- Born: Heidi Ryom Kristensen 26 August 1955 (age 70) Copenhagen, Denmark
- Died: 5 October 2013 (aged 58) Denmark
- Occupations: Ballerina; Educator;
- Years active: 1974–2007
- Spouse: Julian Ringdahl ​ ​(m. 1995⁠–⁠1999)​
- Children: 1
- Awards: Knight First Class of the Order of the Dannebrog; Tagea Brandt Rejselegat;

= Heidi Ryom =

Danish ballerina and educator

Heidi Ryom Kristensen (26 August 1955 – 5 October 2013) was a Danish ballerina and educator for the Royal Danish Ballet. She began dancing at the Royal Danish Ballet school and became an in 1972 before being made a corps dancer at the Royal Danish Ballet two years later. In 1982, Ryom was appointed principal solo dancer at the Royal Danish Theatre before retiring from her position as a solo dancer in 1997 and became a character dancer and educator. She was appointed Knight of the Order of the Dannebrog in 1988 and was promoted to Knight First Class of the Order of the Dannebrog eight years later.

==Biography==
On 26 August 1955, Ryom was born Heidi Ryom Kristensen in Copenhagen. She was the daughter of the car dealer Kurt Kristensen and Jette Ryom. Ryom was educated at the Royal Danish Ballet school, which is situated on the grounds of the Danish Royal Theatre. In 1972, she became an aspirant, and graduated in 1974. Ryom was made a corps dancer at the Royal Danish Ballet that same year. In 1979, she made her debut in Pas de deux in Flower Festival in Genzano with Ib Andersen as a partner and was a dancer in a wide variety of ballets by August Bournonville.

In 1980, Ryom played the part of the bespectacled Helena in A Midsummer Night's Dream and as Svanhilda in Coppélia by Hans Brenaa the following year. She was appointed solo dancer (principal) at the Royal Danish Theatre in 1982. The following year, Ryom had a role in Korsaren by Erik Bruhn and was cast in the role of Kitri in Don Quixote the same year. She played alongside Toni Lander and Lise Landers in Études in 1984 and the title role of Juliet in Romeo and Juliet by John Neumeier three years later. Ryom entered into a working partnership with Julio Bocca in 1988, and they guested across the globe. In 1989, she played the roles of Alli in Månerenen and Tatjana in Onegin.
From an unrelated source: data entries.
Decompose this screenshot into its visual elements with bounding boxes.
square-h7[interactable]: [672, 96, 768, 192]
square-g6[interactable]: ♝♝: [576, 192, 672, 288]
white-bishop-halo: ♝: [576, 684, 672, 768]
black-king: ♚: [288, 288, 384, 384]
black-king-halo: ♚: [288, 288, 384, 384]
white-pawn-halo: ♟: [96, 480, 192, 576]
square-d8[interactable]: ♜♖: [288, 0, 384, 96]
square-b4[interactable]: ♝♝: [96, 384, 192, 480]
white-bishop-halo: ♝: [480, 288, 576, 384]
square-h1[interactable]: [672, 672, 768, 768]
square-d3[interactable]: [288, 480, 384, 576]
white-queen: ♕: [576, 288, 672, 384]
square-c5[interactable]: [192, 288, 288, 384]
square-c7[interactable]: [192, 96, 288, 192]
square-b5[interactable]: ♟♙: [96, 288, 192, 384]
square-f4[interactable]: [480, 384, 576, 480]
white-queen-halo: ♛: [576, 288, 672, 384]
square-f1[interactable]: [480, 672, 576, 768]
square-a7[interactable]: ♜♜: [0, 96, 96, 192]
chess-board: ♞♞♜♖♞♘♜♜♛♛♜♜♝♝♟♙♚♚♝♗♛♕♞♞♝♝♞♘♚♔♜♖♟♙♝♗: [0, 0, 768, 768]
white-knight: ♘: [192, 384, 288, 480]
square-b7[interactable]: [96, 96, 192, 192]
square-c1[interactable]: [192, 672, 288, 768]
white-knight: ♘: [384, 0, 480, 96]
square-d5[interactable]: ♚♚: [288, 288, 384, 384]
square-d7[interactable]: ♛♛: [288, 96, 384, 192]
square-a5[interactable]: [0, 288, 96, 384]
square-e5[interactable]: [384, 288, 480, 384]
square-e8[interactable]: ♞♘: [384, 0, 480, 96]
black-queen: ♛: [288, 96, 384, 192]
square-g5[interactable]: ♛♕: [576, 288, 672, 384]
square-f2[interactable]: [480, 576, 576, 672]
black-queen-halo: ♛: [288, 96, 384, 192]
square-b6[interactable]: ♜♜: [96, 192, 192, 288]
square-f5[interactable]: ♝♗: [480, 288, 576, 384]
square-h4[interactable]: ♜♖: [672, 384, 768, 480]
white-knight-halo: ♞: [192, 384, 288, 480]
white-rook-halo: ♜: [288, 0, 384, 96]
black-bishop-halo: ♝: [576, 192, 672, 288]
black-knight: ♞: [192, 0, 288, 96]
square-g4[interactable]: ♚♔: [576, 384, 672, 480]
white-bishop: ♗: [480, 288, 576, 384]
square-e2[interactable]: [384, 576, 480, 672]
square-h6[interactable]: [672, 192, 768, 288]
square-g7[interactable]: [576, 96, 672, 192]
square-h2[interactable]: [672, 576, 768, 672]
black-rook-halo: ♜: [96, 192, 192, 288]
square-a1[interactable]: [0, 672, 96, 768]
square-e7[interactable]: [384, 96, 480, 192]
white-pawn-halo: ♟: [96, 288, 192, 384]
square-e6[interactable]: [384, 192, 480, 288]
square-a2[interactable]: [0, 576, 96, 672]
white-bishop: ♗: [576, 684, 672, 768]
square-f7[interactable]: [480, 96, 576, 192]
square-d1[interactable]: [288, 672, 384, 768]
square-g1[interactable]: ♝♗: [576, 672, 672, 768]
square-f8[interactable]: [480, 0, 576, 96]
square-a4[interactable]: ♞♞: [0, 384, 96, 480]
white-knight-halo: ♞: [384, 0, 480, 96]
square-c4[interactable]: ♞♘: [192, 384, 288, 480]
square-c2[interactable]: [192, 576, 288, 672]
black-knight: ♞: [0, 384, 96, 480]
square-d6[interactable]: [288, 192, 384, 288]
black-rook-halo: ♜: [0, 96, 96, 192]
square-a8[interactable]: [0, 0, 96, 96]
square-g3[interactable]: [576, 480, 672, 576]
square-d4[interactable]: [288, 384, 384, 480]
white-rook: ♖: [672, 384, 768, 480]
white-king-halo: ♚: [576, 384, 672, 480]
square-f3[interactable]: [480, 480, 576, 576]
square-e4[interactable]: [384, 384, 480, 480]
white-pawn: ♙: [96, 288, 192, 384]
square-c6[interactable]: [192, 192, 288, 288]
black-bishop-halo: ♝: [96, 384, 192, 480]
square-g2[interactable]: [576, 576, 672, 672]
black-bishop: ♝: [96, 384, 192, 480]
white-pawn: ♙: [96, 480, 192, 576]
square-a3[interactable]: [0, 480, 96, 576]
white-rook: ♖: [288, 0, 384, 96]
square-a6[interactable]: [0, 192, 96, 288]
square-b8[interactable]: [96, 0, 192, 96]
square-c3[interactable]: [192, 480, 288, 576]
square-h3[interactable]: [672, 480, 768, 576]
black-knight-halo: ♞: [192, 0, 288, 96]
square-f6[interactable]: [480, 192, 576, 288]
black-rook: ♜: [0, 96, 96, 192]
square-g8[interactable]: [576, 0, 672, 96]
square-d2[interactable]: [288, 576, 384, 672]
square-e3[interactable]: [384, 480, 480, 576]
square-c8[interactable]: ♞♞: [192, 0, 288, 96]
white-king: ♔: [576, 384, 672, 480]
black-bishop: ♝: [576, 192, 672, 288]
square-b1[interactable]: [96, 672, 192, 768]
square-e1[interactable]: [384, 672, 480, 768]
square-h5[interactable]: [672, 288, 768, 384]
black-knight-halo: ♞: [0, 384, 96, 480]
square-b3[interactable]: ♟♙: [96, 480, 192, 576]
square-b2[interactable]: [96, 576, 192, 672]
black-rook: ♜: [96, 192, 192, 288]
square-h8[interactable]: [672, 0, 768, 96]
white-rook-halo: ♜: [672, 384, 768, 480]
Ryom was cast as the title roles in Gisellein 1990, La Sylphide two years later, the ballerina Piano Concerto No. 2 by Pyotr Ilyich Tchaikovsky in 1993, the woman in Mysteriesin 1994 and the role of Odette/Odile in Swan Lake in 1996.

She retired as a solo dancer at the age of 41 in 1997, and became both a character dancer and educator from that year on. Ryom made the request to retire and did instructional tasks inside and outside the Royal Theatre. In late 1999, she hosted the ballet Giselle, and worked for the Royal Theatre as a ballet instructor until 2007. Ryom was made Knight of the Order of the Dannebrog in 1988 and was promoted to Knight First Class of the Order of the Dannebrog eight years later. She appeared on the DR P1 radio programme Radiofortællinger to discuss the negatives of her career as a solo dancer. Ryom received the Tagea Brandt Rejselegat in 1990. In late 2013, she was awarded the Ballettens Venners Hæderspris from Princess Benedikte of Denmark.

==Personal life==
She was in a relationship with the film worker Ulrik Wivel from 1986 to 1992. Ryom was married to the ballet dancer Julian Ringdahl from 1995 to 1999. She was the mother of one child. On the afternoon of 5 October 2013, Ryom died of a sudden brain haemorrhage.

==Analysis==
Debra Craine and Judith Mackrell described Ryom in The Oxford Dictionary of Dance as "a soubrette, with her petite build and speed, she matured into a poetically expressive performer". Alette Scavenius said in Ryom's Dansk kvindebiografisk leksikon entry that the dancer's career had no drama in it "and has largely followed the beaten path. This calm development from ballet child over the youthfully cheerful soubrette to the tragedy roles in Russian bravura style was due in equal parts to willpower, stubbornness and the right people's understanding of HR's talent at the right time."